Iraqi forces advance in Mosul

Nation executes airstrikes on ISIS just across border in Syria

Federal police bomb Islamic State positions Friday as Iraqi security forces take over the international airport in Mosul.
Federal police bomb Islamic State positions Friday as Iraqi security forces take over the international airport in Mosul.

MOSUL AIRPORT, Iraq -- As Iraqi ground troops pushed into western Mosul on Friday, the country's air force struck Islamic State targets inside Syria for the first time in response to recent bombings in Baghdad claimed by the militants.

Meanwhile, at least 60 people were killed in Islamic State attacks near a key northern Syrian town captured only a day earlier from the extremist group by Turkish forces and their Syrian opposition allies.

Iraqi Prime Minister Haider al-Abadi announced the Iraqi airstrikes in Syria in a statement, saying the border towns of Boukamal and Husseibah were targeted in response to recent bombings in Baghdad linked to Islamic State operations there.

Iraqi forces closely supported by the U.S.-led international coalition pushed into the first neighborhood of western Mosul and took full control of the city's international airport and a sprawling military base on the southwestern edge of the city, Iraqi officials said.

The territorial gains were the most significant yet in the battle, now in its sixth day, to rout Islamic State militants from the western half of Iraq's second-largest city.

As Iraqi warplanes struck Islamic State targets across the border, militants in northern Syria staged a suicide car bomb attack outside a security office operated by the Syrian opposition in a village 5 miles north of al-Bab, killing at least 60 people. Al-Bab had been controlled by the Islamic State since late 2013, but the militants retreated Thursday after more than two months of intense fighting.

Most of those killed in the village of Sousian were civilians awaiting permits and an escort to return to al-Bab, a Syrian military commander in the city said. At least six fighters were among those killed in the attack, according to Turkey's prime minister, who spoke in Ankara.

Hours after the first explosion in Sousian, another car bomb attack was reported in the village, killing at least eight people, according to activist groups. There were no further details on the attack, and the Aleppo Media Center later took down the report.

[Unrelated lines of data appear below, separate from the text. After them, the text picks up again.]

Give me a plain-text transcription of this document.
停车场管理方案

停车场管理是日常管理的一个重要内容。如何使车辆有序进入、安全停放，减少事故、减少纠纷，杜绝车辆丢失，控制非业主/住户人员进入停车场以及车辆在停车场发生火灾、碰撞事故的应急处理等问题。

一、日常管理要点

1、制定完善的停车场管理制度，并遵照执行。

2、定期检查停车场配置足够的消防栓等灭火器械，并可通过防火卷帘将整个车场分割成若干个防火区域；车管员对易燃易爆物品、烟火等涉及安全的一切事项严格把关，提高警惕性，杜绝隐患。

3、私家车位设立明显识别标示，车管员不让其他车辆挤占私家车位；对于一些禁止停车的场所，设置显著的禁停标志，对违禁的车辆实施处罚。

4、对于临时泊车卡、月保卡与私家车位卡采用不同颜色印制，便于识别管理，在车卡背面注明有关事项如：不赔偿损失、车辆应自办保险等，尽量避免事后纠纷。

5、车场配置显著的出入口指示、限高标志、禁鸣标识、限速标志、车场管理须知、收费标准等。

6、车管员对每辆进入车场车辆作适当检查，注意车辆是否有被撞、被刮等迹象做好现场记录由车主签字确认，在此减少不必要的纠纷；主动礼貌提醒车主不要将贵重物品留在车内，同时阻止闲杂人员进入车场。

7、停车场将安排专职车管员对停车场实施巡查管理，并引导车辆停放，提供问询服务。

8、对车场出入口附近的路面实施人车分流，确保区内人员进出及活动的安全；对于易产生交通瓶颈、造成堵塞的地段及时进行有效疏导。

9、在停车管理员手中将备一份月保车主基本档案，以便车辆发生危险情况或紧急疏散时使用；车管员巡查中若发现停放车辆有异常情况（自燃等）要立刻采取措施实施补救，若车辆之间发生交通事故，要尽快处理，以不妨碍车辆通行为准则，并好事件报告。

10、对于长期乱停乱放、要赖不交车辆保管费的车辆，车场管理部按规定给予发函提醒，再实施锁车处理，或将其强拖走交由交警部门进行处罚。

An additional explosion was reported south of al-Bab, where two Turkish soldiers were killed when an explosive device went off as they were removing land mines, Turkey's military said. The Britain-based Syrian Observatory for Human Rights corroborated the report, saying the explosives detonated near Tadif, an Islamic State-controlled town south of al-Bab. Turkish Prime Minister Binali Yildirim, however, called the explosion a "suicide attack." It was not immediately possible to reconcile the accounts.

In Mosul, meanwhile, Iraqi forces pushed into the Mamun neighborhood and engaged in intense clashes with the Islamic State militants, according to an Iraqi special forces officer on the ground, who spoke on condition of anonymity in line with regulations.

Federal police Maj. Gen. Haider al-Maturi said his forces pushed through concrete roadblocks and earthen berms set up by the Islamic State group, and succeeded in capturing around 30 percent of the Aviation District, the first district entering Mosul's western perimeter from the south.

"There were fierce clashes. We faced car bombs, suicide attackers and mortar shelling," al-Maturi said. "The battle ahead will be difficult and complicated because of the civilians around. It'll be street fights."

Al-Maturi said six Iraqi troops were wounded, including two officers. A Canadian medic volunteering at a front-line clinic said he had treated at least 10 wounded federal policemen. Iraq's military does not release official casualty figures.

Earlier Friday, the spokesman of the Joint Military Operation Command, Brig. Gen. Yahya Rasool, said Iraqi forces had also retaken the military base adjacent to the airport.

The advances came a day after special forces joined the fight for western Mosul.

Both the Ghazlani military base and the airport will be key to the next steps in the daunting battle and will serve as a base of operations as Iraqi forces launch subsequent pushes into western Mosul, which is divided by the Tigris River into two halves.

Iraqi authorities declared the city's eastern half "fully liberated" from the Sunni militants in January, three months after launching the operation to take back Mosul.